The most important thing is that you should keep your product here as long as possible. And it can be tough. If your product is successful, your team has probably already grown to a huge size, your processes have become bulky and bureaucratic, and your stakeholders would like to see some growth again (but from the current v, of course).


Decline starts when the product loses its peak position. Reasons vary, and market changes are often among them.

In our chart, Decline takes a period from C to D, and v decreases.

The best thing about Decline is that it is often a time for brave decisions that were not previously possible. When profits fall, stakeholders become more open-minded, and you may have better chances to get your pivotal plan approved than in serene times of Maturity.

The worst thing about Decline is that it breaks motivation. Your team may become pessimistic and lose their faith. You should think about how to support their morale.

The most important thing to know is that it is inevitable. It just happens, later or sooner.


Discontinuation starts when a product has no value anymore; it is stopped and abandoned.

In our chart, Discontinuation takes a period from D and on, and v is zero.

The best thing about it is that it releases resources for new activities.

The worst thing about it is that you may feel empty as a product owner after its end. Even if you didn't start the thing, you will likely be bonded to it by the end.

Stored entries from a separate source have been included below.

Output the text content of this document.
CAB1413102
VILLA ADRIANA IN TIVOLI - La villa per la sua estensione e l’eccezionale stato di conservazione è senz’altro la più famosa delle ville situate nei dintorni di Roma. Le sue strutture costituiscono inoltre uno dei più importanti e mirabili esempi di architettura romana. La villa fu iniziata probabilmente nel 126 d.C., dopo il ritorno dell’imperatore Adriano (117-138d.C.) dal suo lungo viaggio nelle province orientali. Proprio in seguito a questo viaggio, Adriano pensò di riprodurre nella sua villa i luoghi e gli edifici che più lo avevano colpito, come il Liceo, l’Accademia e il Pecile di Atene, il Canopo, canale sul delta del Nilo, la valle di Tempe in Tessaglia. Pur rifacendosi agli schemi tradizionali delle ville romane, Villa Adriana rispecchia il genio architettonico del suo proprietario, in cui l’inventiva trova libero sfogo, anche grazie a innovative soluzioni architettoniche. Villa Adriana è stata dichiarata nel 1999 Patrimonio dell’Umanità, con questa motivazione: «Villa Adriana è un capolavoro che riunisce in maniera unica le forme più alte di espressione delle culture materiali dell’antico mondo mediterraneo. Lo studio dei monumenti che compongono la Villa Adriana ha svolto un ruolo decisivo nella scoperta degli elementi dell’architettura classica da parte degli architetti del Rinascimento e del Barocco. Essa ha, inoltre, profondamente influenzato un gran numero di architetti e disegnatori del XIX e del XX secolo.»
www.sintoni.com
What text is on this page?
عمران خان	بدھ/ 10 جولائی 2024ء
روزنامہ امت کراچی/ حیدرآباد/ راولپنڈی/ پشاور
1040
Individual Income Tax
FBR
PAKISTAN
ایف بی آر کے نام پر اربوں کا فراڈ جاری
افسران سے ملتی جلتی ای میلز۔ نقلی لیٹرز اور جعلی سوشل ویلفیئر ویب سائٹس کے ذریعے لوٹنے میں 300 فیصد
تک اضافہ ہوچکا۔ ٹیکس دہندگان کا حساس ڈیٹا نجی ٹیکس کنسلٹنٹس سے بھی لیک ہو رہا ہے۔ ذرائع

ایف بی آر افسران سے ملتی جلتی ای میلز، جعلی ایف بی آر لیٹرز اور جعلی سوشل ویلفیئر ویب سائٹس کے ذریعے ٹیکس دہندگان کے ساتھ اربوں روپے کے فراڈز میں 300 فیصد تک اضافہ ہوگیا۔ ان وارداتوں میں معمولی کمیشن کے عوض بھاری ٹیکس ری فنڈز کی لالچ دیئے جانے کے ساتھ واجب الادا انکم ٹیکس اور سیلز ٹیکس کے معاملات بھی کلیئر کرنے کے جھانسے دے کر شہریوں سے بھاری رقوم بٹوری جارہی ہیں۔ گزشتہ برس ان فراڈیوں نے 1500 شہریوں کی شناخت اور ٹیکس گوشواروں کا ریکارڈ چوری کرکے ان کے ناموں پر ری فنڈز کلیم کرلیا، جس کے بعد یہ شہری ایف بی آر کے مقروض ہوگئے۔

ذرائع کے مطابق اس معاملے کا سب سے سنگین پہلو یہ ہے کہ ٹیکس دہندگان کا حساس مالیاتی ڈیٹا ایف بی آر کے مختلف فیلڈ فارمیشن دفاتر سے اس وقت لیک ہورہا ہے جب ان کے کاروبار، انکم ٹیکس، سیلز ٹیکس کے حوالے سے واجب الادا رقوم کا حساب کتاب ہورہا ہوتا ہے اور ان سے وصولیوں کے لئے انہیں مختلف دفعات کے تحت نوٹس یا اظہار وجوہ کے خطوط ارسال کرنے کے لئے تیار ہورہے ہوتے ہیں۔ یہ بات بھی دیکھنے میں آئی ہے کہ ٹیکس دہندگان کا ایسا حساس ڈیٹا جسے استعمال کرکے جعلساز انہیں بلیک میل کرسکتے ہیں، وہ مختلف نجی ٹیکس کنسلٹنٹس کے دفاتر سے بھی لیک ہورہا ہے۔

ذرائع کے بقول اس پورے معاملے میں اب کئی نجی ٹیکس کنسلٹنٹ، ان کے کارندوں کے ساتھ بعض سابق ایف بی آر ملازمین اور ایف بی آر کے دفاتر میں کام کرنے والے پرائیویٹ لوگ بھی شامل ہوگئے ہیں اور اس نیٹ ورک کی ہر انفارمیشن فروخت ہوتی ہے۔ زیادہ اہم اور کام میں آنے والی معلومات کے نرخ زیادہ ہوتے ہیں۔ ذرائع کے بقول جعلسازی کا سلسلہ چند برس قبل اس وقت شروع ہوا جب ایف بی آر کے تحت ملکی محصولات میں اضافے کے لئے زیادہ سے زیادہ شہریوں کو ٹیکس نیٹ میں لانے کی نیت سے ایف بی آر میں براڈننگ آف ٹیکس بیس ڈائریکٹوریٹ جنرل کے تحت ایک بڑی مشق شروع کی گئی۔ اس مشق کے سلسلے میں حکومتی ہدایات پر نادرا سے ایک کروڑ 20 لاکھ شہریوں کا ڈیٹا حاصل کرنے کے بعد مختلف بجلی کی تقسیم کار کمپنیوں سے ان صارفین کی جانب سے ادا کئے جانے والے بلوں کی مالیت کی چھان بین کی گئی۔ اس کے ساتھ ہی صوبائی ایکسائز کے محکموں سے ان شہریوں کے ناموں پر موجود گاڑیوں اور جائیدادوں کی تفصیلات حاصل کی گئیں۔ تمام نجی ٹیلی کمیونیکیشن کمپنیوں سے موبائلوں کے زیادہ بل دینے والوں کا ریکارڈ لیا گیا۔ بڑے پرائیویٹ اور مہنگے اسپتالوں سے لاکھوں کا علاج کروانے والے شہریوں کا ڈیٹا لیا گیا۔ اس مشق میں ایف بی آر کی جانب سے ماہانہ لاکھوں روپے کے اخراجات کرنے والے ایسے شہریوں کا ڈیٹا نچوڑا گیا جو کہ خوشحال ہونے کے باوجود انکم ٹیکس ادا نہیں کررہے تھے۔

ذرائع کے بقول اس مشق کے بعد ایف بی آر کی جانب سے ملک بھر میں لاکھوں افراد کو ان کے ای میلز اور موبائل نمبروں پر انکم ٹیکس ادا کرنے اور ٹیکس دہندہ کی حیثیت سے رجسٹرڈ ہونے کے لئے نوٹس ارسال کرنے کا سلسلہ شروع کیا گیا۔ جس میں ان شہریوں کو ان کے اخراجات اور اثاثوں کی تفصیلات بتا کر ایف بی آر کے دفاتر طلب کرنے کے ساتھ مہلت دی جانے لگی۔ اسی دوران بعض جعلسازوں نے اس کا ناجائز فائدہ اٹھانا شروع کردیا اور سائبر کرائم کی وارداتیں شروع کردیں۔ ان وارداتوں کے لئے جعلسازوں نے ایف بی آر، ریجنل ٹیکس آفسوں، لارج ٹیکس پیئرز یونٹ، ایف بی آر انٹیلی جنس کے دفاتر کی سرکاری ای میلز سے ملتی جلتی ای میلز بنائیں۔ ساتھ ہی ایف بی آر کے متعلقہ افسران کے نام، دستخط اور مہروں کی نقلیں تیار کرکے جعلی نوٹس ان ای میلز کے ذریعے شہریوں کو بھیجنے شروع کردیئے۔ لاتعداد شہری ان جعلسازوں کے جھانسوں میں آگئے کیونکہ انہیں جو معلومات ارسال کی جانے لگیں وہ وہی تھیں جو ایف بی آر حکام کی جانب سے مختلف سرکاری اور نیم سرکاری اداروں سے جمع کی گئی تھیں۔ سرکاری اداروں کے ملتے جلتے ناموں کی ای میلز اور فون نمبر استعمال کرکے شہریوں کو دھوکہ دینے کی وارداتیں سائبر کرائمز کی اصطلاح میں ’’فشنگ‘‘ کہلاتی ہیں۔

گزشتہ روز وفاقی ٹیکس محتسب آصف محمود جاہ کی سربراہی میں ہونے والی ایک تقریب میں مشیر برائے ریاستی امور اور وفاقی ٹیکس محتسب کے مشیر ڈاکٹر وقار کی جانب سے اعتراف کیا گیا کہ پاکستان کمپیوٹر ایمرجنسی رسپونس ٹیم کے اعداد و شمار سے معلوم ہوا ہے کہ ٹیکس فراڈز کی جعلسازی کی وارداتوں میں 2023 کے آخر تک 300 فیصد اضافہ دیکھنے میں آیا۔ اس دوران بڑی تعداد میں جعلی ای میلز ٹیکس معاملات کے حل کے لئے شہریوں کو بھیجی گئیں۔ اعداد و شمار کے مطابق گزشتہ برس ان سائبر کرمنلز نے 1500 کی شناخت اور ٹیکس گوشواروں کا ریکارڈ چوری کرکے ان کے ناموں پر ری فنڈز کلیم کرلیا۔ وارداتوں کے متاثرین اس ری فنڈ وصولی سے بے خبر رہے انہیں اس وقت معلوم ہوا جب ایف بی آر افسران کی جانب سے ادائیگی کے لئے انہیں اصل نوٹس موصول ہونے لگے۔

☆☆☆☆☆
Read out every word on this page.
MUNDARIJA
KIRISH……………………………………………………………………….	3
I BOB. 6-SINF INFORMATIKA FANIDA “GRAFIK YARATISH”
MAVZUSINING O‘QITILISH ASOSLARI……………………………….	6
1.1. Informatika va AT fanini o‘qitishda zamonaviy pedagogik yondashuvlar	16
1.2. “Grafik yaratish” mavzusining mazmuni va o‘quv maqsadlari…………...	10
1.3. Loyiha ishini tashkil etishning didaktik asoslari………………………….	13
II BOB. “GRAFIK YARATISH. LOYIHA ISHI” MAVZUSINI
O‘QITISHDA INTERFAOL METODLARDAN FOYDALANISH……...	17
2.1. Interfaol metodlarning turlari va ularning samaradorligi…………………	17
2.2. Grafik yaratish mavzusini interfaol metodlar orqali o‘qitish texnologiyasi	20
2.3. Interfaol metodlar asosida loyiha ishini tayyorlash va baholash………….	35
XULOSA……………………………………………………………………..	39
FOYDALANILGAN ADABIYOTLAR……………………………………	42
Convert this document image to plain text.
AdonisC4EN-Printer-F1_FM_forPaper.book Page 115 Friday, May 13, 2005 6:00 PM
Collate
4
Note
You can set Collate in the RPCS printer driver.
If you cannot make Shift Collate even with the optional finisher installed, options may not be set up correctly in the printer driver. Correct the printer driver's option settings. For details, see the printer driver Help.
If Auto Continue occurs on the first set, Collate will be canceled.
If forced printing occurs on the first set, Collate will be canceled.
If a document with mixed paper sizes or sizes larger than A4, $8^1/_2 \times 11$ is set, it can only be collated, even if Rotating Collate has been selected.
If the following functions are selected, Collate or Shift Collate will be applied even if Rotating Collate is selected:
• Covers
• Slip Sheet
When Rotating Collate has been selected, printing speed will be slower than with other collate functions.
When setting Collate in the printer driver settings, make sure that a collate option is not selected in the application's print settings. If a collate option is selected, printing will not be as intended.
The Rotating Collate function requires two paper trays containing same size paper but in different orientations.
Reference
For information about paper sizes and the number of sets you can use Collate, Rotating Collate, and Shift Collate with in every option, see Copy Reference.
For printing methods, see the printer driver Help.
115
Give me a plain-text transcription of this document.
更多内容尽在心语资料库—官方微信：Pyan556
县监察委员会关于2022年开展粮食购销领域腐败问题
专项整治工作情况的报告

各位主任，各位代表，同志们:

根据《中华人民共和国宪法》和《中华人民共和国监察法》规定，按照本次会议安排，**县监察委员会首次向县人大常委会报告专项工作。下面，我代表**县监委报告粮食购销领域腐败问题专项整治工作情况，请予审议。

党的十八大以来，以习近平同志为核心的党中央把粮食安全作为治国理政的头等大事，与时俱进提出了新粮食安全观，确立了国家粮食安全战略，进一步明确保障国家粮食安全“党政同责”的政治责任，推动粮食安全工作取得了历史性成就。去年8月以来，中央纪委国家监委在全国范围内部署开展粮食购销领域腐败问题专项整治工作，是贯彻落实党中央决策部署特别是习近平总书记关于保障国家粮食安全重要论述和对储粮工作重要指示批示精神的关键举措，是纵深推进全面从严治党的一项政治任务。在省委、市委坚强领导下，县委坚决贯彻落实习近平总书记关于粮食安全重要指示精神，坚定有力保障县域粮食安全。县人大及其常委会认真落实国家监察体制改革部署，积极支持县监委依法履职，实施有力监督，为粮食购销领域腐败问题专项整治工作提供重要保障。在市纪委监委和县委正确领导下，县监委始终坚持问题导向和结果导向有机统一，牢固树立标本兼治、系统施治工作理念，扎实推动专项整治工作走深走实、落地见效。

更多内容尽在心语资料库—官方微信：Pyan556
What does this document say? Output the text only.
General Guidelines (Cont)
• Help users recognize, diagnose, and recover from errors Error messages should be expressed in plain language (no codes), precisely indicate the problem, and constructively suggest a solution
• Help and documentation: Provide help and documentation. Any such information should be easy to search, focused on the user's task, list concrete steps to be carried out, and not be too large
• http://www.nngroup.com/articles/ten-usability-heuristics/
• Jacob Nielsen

The most important thing to know is that even if your team decides to stop operating the product, you may still have some users remaining. It is always a good idea to care for them by warning them in advance, sending a goodbye email, and, of course, resolving all potential conflicts regarding paid services and customers' expectations.

What to Expect

Products in real life behave differently than in pictures. They often look more like these:
What life cycle diagrams can look like in the real life
Yet day-by-day statistics may be confusing, you should always look for a long-term trend. Understanding the current stage will help you to organize your team efforts more effectively. You likely do not want to implement a dozen-level approval chain in a period of rapid growth; it will slow down your scaling capability. Intensive brainstorming and strategic sessions will more likely bring results when your product is mature and does not need 24/7 attention.

It is also useful to know that you may prefer one stage to another, and it is completely normal. There are product experts who specialize in young-growing products, gurus who work with mature products, and, of course, lots of professionals who deal with dying, declining products.

This topic is closely related to business strategy and organizational health, as both tend to be cycled exactly like products. If you are interested in learning more, I would highly recommend getting acknowledged to Ichak Adizes' ideas of the organizational life cycle ("Corporate Lifecycles" by Ichak Adizes) and Richard Foster's approach to S-curves in business strategy ("Innovation: The Attacker's Advantage" by Richard Foster.)